Chacun des partenaires apporte des ressources financières, son expertise ou du personnel. Outre les bureaux – anciens locaux des laboratoires du CHT Gaston-Bourret, à proximité du pôle entomologie de la DASS –, la Nouvelle-Calédonie fournira au projet un épidémiologiste et un entomologiste à mi-temps, ainsi qu’un chargé des bases de données et de la cartographie. Son apport financier comprend également le recrutement de deux chargés de communication ainsi que la mise en œuvre d’outils de communication.

« Ce projet de prévention, très ambitieux, va nécessiter une grande campagne de sensibilisation auprès de la population », prévient en effet Valentine Eurisouké. « Nous n’interviendrons qu’avec l’appui sans réserve de la population, confirme le professeur Cameron Simmons, directeur de l’Institut des maladies vectorielles à Monash University. Pas question de travailler contre son avis, et de commencer avant que tout le monde soit prêt ».

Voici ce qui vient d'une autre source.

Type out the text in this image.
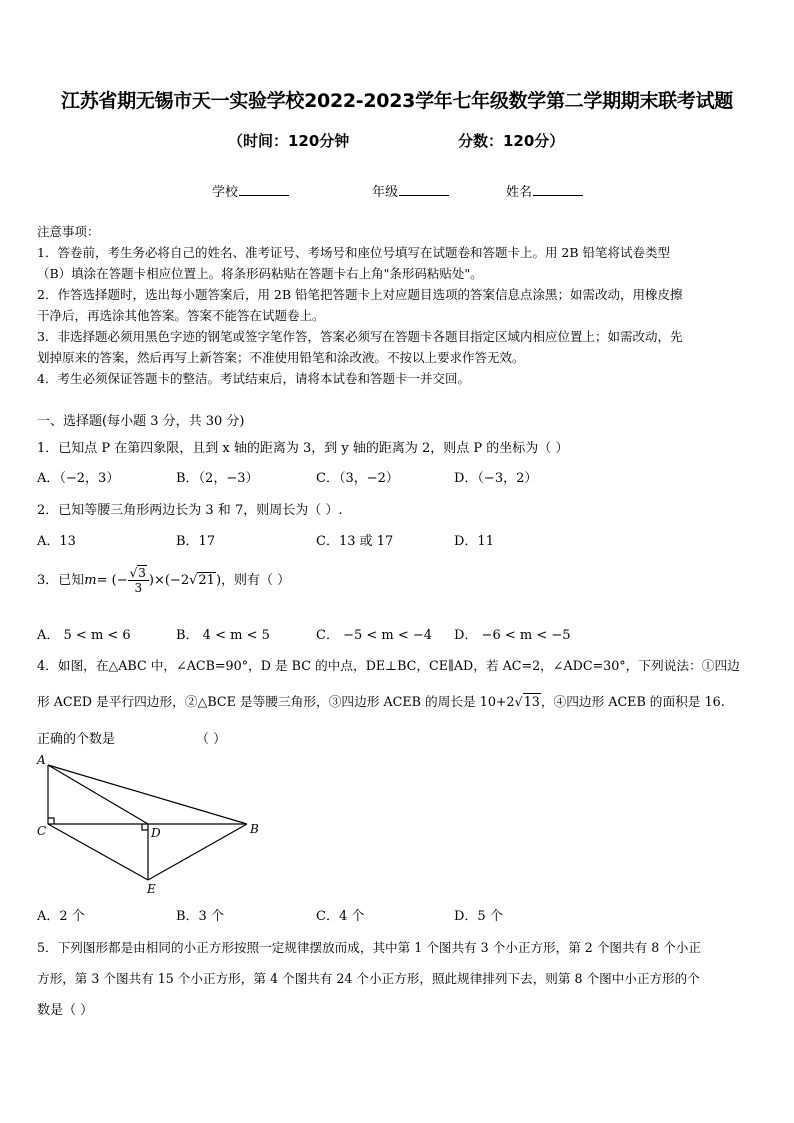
江苏省期无锡市天一实验学校2022-2023学年七年级数学第二学期期末联考试题
（时间：120分钟	分数：120分）
学校	年级	姓名
注意事项：
1．答卷前，考生务必将自己的姓名、准考证号、考场号和座位号填写在试题卷和答题卡上。用 2B 铅笔将试卷类型
（B）填涂在答题卡相应位置上。将条形码粘贴在答题卡右上角"条形码粘贴处"。
2．作答选择题时，选出每小题答案后，用 2B 铅笔把答题卡上对应题目选项的答案信息点涂黑；如需改动，用橡皮擦
干净后，再选涂其他答案。答案不能答在试题卷上。
3．非选择题必须用黑色字迹的钢笔或签字笔作答，答案必须写在答题卡各题目指定区域内相应位置上；如需改动，先
划掉原来的答案，然后再写上新答案；不准使用铅笔和涂改液。不按以上要求作答无效。
4．考生必须保证答题卡的整洁。考试结束后，请将本试卷和答题卡一并交回。
一、选择题(每小题 3 分，共 30 分)
1．已知点 P 在第四象限，且到 x 轴的距离为 3，到 y 轴的距离为 2，则点 P 的坐标为（ ）
A．（−2，3）	B．（2，−3）	C．（3，−2）	D．（−3，2）
2．已知等腰三角形两边长为 3 和 7，则周长为（ ）.
A．13	B．17	C．13 或 17	D．11
3．已知m= (− $\frac{√3}{3} )\times(-2√21)$，则有（ ）
A． 5 < m < 6	B． 4 < m < 5	C． −5 < m < −4 D． −6 < m < −5
4．如图，在△ABC 中，∠ACB=90°，D 是 BC 的中点，DE⊥BC，CE∥AD，若 AC=2，∠ADC=30°，下列说法：①四边
形 ACED 是平行四边形，②△BCE 是等腰三角形，③四边形 ACEB 的周长是 10+2√13，④四边形 ACEB 的面积是 16.
正确的个数是	（ ）
A
C	D	B
E
A．2 个	B．3 个	C．4 个	D．5 个
5．下列图形都是由相同的小正方形按照一定规律摆放而成，其中第 1 个图共有 3 个小正方形，第 2 个图共有 8 个小正
方形，第 3 个图共有 15 个小正方形，第 4 个图共有 24 个小正方形，照此规律排列下去，则第 8 个图中小正方形的个
数是（ ）
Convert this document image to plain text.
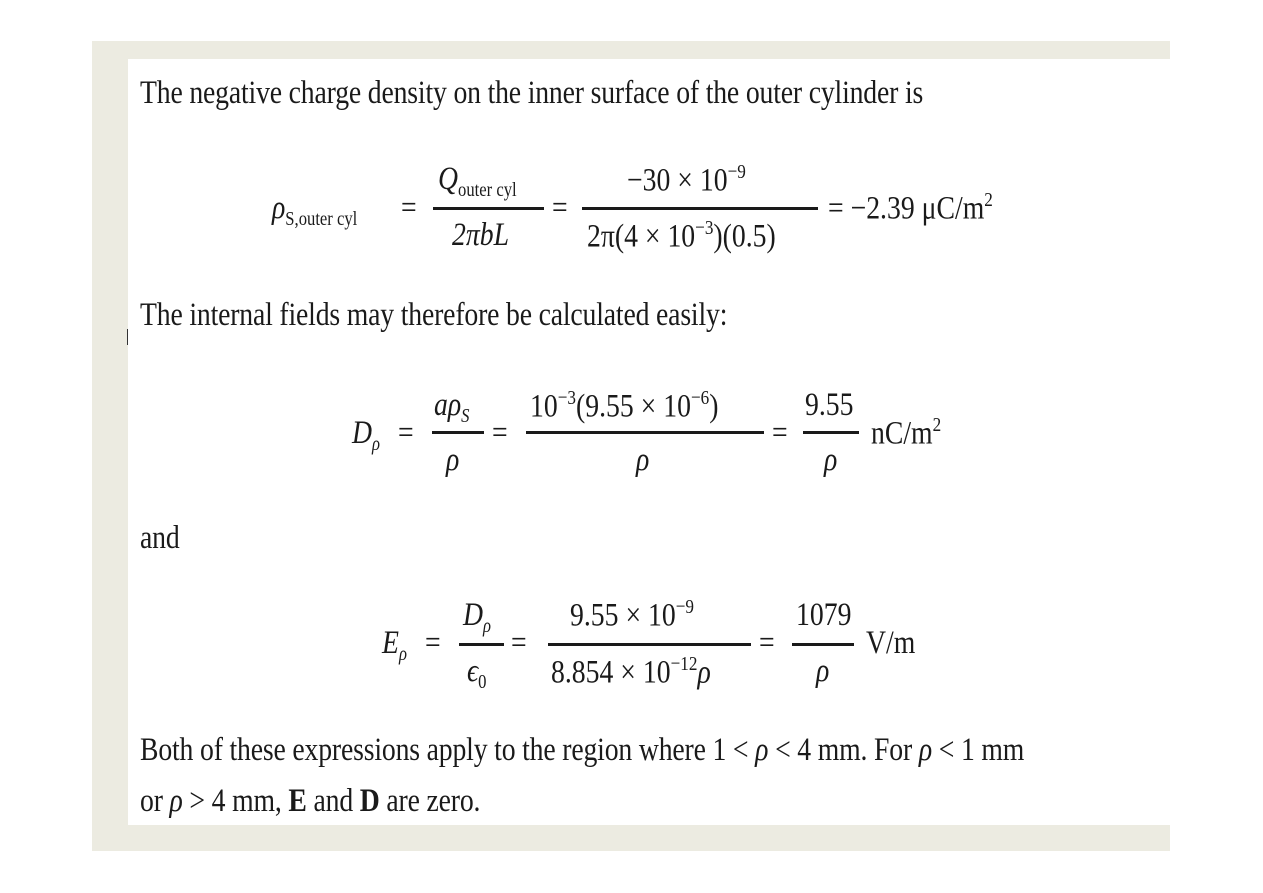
The negative charge density on the inner surface of the outer cylinder is
$\rho_{S,outer cyl}$ =
$Q_{outer cyl}$
2πbL
=
$-30 \times 10^{-9}$
$2\pi(4 \times 10^{-3})(0.5)$
= −2.39 $\mu C/m^2$
The internal fields may therefore be calculated easily:
$D_\rho$ =
$a\rho_S$
ρ
=
$10^{-3}(9.55 \times 10^{-6})$
ρ
=
9.55
ρ
$nC/m^2$
and
$E_\rho$ =
$D_\rho$
$\epsilon_0$
=
$9.55 \times 10^{-9}$
$8.854 \times 10^{-12}\rho$
=
1079
ρ
V/m
Both of these expressions apply to the region where 1 < ρ < 4 mm. For ρ < 1 mm
or ρ > 4 mm, E and D are zero.
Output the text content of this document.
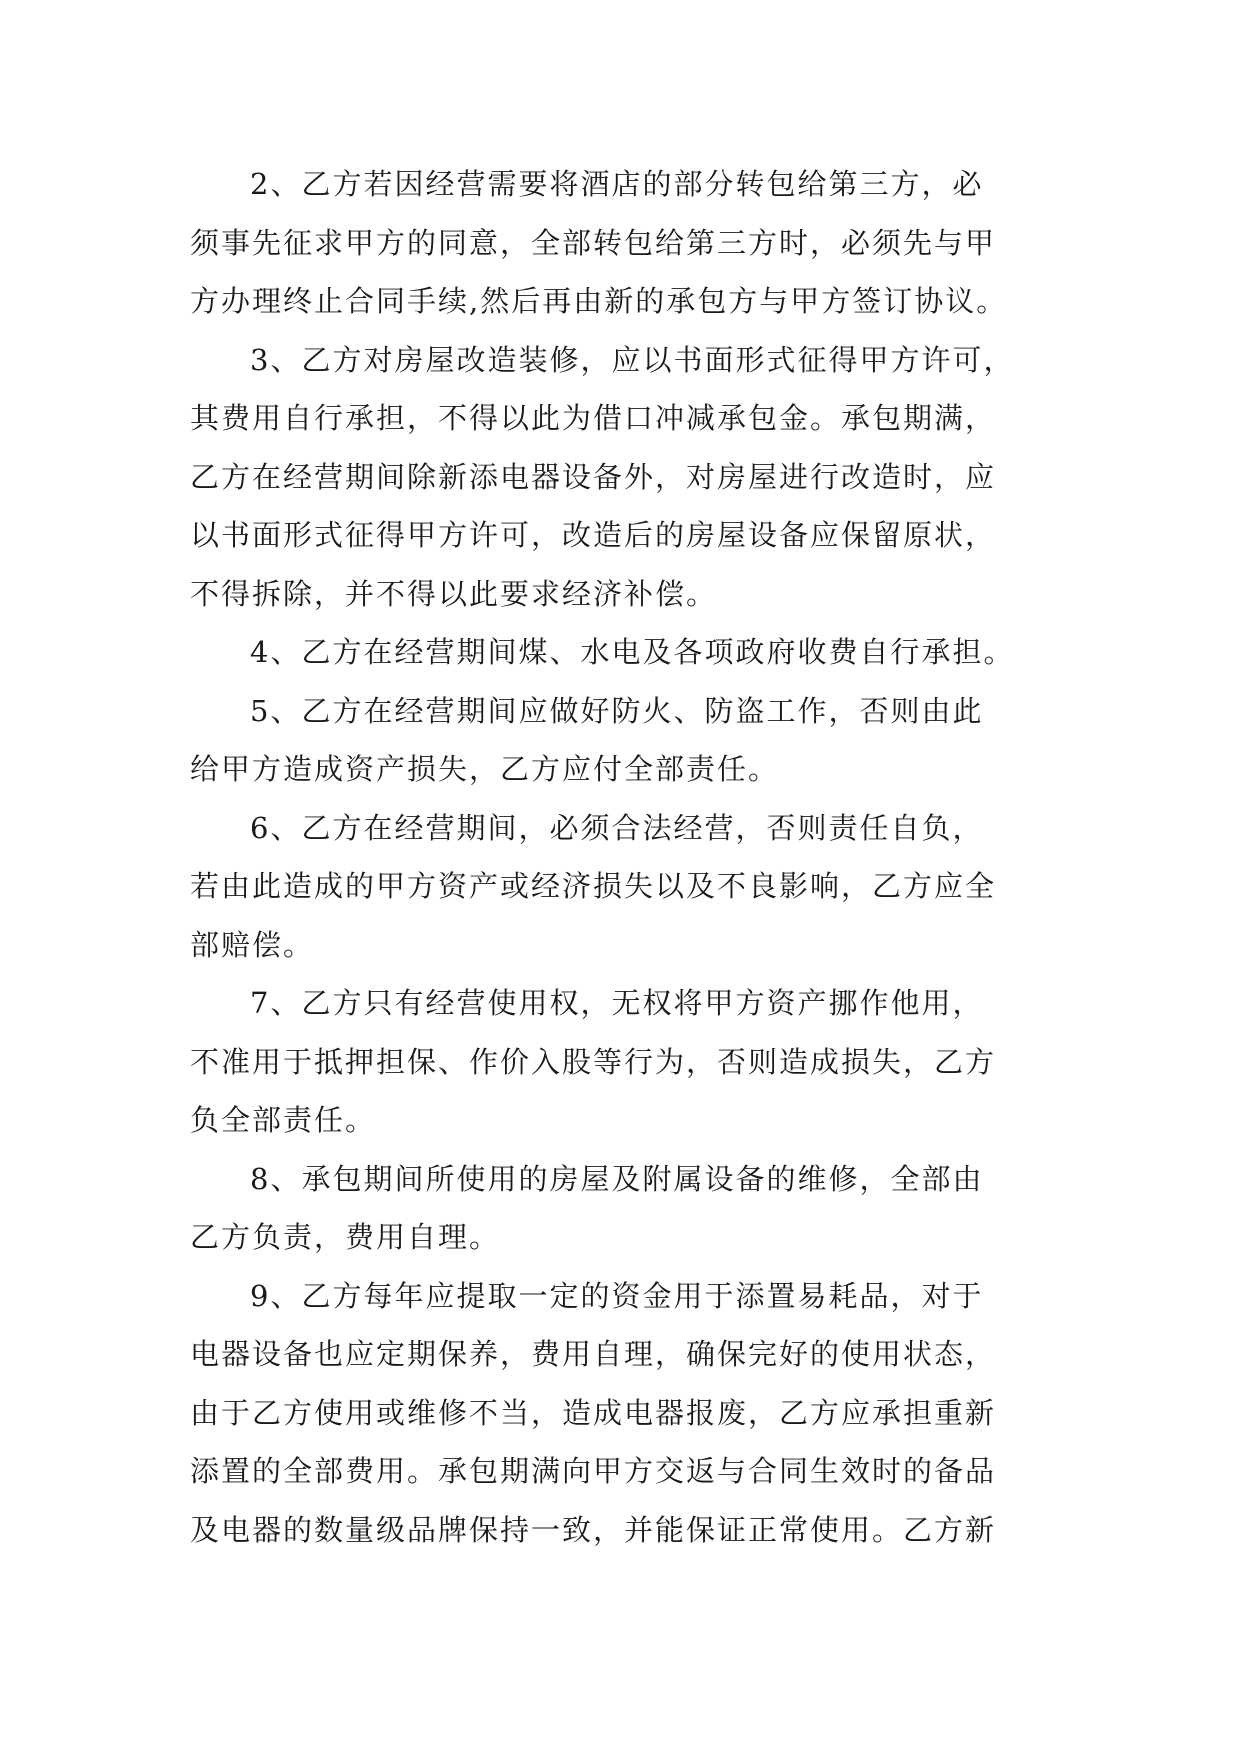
2、乙方若因经营需要将酒店的部分转包给第三方，必
须事先征求甲方的同意，全部转包给第三方时，必须先与甲
方办理终止合同手续,然后再由新的承包方与甲方签订协议。
3、乙方对房屋改造装修，应以书面形式征得甲方许可，
其费用自行承担，不得以此为借口冲减承包金。承包期满，
乙方在经营期间除新添电器设备外，对房屋进行改造时，应
以书面形式征得甲方许可，改造后的房屋设备应保留原状，
不得拆除，并不得以此要求经济补偿。
4、乙方在经营期间煤、水电及各项政府收费自行承担。
5、乙方在经营期间应做好防火、防盗工作，否则由此
给甲方造成资产损失，乙方应付全部责任。
6、乙方在经营期间，必须合法经营，否则责任自负，
若由此造成的甲方资产或经济损失以及不良影响，乙方应全
部赔偿。
7、乙方只有经营使用权，无权将甲方资产挪作他用，
不准用于抵押担保、作价入股等行为，否则造成损失，乙方
负全部责任。
8、承包期间所使用的房屋及附属设备的维修，全部由
乙方负责，费用自理。
9、乙方每年应提取一定的资金用于添置易耗品，对于
电器设备也应定期保养，费用自理，确保完好的使用状态，
由于乙方使用或维修不当，造成电器报废，乙方应承担重新
添置的全部费用。承包期满向甲方交返与合同生效时的备品
及电器的数量级品牌保持一致，并能保证正常使用。乙方新
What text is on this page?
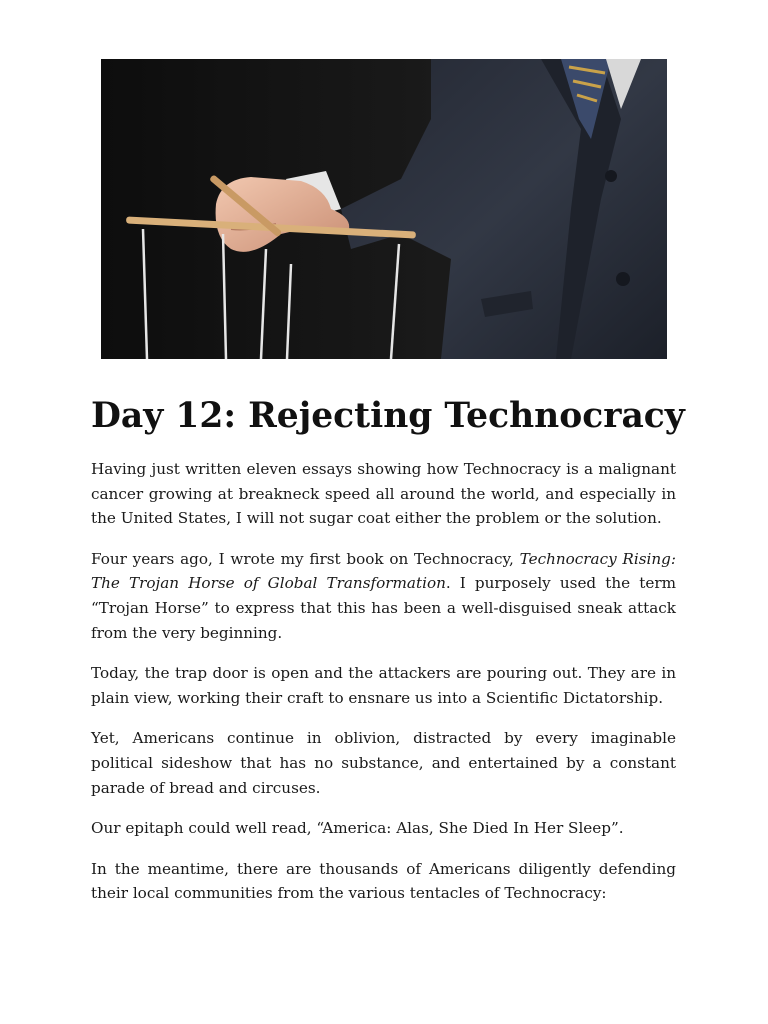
Day 12: Rejecting Technocracy

Having just written eleven essays showing how Technocracy is a malignant cancer growing at breakneck speed all around the world, and especially in the United States, I will not sugar coat either the problem or the solution.

Four years ago, I wrote my first book on Technocracy, Technocracy Rising: The Trojan Horse of Global Transformation. I purposely used the term “Trojan Horse” to express that this has been a well-disguised sneak attack from the very beginning.

Today, the trap door is open and the attackers are pouring out. They are in plain view, working their craft to ensnare us into a Scientific Dictatorship.

Yet, Americans continue in oblivion, distracted by every imaginable political sideshow that has no substance, and entertained by a constant parade of bread and circuses.

Our epitaph could well read, “America: Alas, She Died In Her Sleep”.

In the meantime, there are thousands of Americans diligently defending their local communities from the various tentacles of Technocracy:
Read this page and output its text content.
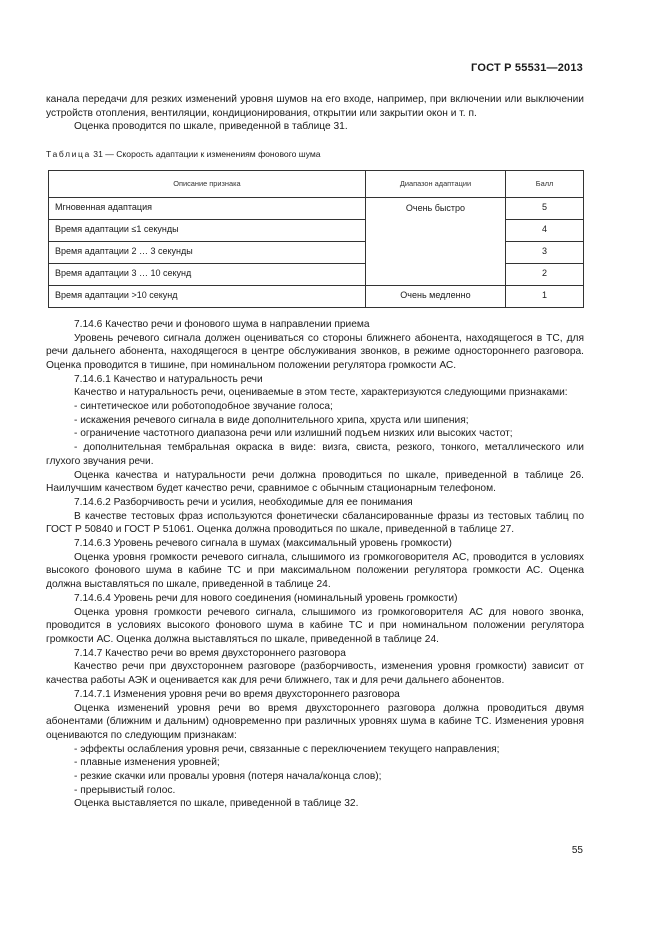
ГОСТ Р 55531—2013

канала передачи для резких изменений уровня шумов на его входе, например, при включении или выключении устройств отопления, вентиляции, кондиционирования, открытии или закрытии окон и т. п.

Оценка проводится по шкале, приведенной в таблице 31.

Таблица 31 — Скорость адаптации к изменениям фонового шума

Описание признака	Диапазон адаптации	Балл
Мгновенная адаптация	Очень быстро	5
Время адаптации ≤1 секунды		4
Время адаптации 2 … 3 секунды		3
Время адаптации 3 … 10 секунд		2
Время адаптации >10 секунд	Очень медленно	1

7.14.6 Качество речи и фонового шума в направлении приема

Уровень речевого сигнала должен оцениваться со стороны ближнего абонента, находящегося в ТС, для речи дальнего абонента, находящегося в центре обслуживания звонков, в режиме одностороннего разговора. Оценка проводится в тишине, при номинальном положении регулятора громкости АС.

7.14.6.1 Качество и натуральность речи

Качество и натуральность речи, оцениваемые в этом тесте, характеризуются следующими признаками:

- синтетическое или роботоподобное звучание голоса;

- искажения речевого сигнала в виде дополнительного хрипа, хруста или шипения;

- ограничение частотного диапазона речи или излишний подъем низких или высоких частот;

- дополнительная тембральная окраска в виде: визга, свиста, резкого, тонкого, металлического или глухого звучания речи.

Оценка качества и натуральности речи должна проводиться по шкале, приведенной в таблице 26. Наилучшим качеством будет качество речи, сравнимое с обычным стационарным телефоном.

7.14.6.2 Разборчивость речи и усилия, необходимые для ее понимания

В качестве тестовых фраз используются фонетически сбалансированные фразы из тестовых таблиц по ГОСТ Р 50840 и ГОСТ Р 51061. Оценка должна проводиться по шкале, приведенной в таблице 27.

7.14.6.3 Уровень речевого сигнала в шумах (максимальный уровень громкости)

Оценка уровня громкости речевого сигнала, слышимого из громкоговорителя АС, проводится в условиях высокого фонового шума в кабине ТС и при максимальном положении регулятора громкости АС. Оценка должна выставляться по шкале, приведенной в таблице 24.

7.14.6.4 Уровень речи для нового соединения (номинальный уровень громкости)

Оценка уровня громкости речевого сигнала, слышимого из громкоговорителя АС для нового звонка, проводится в условиях высокого фонового шума в кабине ТС и при номинальном положении регулятора громкости АС. Оценка должна выставляться по шкале, приведенной в таблице 24.

7.14.7 Качество речи во время двухстороннего разговора

Качество речи при двухстороннем разговоре (разборчивость, изменения уровня громкости) зависит от качества работы АЭК и оценивается как для речи ближнего, так и для речи дальнего абонентов.

7.14.7.1 Изменения уровня речи во время двухстороннего разговора

Оценка изменений уровня речи во время двухстороннего разговора должна проводиться двумя абонентами (ближним и дальним) одновременно при различных уровнях шума в кабине ТС. Изменения уровня оцениваются по следующим признакам:

- эффекты ослабления уровня речи, связанные с переключением текущего направления;

- плавные изменения уровней;

- резкие скачки или провалы уровня (потеря начала/конца слов);

- прерывистый голос.

Оценка выставляется по шкале, приведенной в таблице 32.

55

« À travers ce projet, nous sommes complètement dans la dynamique du plan Do Kamo, se réjouit quant à lui Vincent Richard, directeur de l’Institut Pasteur de Nouvelle-Calédonie. Dans environ neuf mois, les premiers moustiques auront été infectés par Wolbachia ». Résolument optimiste, Tristan Derycke se projette : « La signature de la convention est le point de départ d’un projet qui devrait voir la dengue disparaître de Nouméa d’ici deux ans ». On croise les doigts…

Les quatre partenaires

- Direction des Affaires sanitaires et sociales de la Nouvelle-Calédonie (DASS-NC), qui gère notamment l’élaboration et l’animation des programmes de prévention et de lutte contre les arboviroses, et l’organisation de la lutte anti-vectorielle ;

- Ville de Nouméa, à travers sa direction des Risques sanitaires (DRS) notamment en charge de la lutte anti-vectorielle ;

- Institut Pasteur de Nouvelle-Calédonie (IPNC), qui possède une expertise reconnue dans les domaines de l'entomologie médicale et de l'arbovirologie ;

- Université de Monash, à Melbourne, qui mène le WMP, une collaboration internationale de recherche à but non lucratif.

L’aide du Fonds Pacifique

Lors du récent comité directeur du Fonds Pacifique, présidé pour deux ans par Philippe Germain, une enveloppe de 45 000 euros (5,370 millions de francs) a été attribuée au projet Wolbachia. Inscrit au budget du ministère de l'Europe et des Affaires étrangères, le Fonds Pacifique est destiné à favoriser l'intégration régionale des territoires français du Pacifique en participant aux actions régionales de coopération avec les pays de la région. Cette année, l'une des priorités concernait la sécurité sanitaire.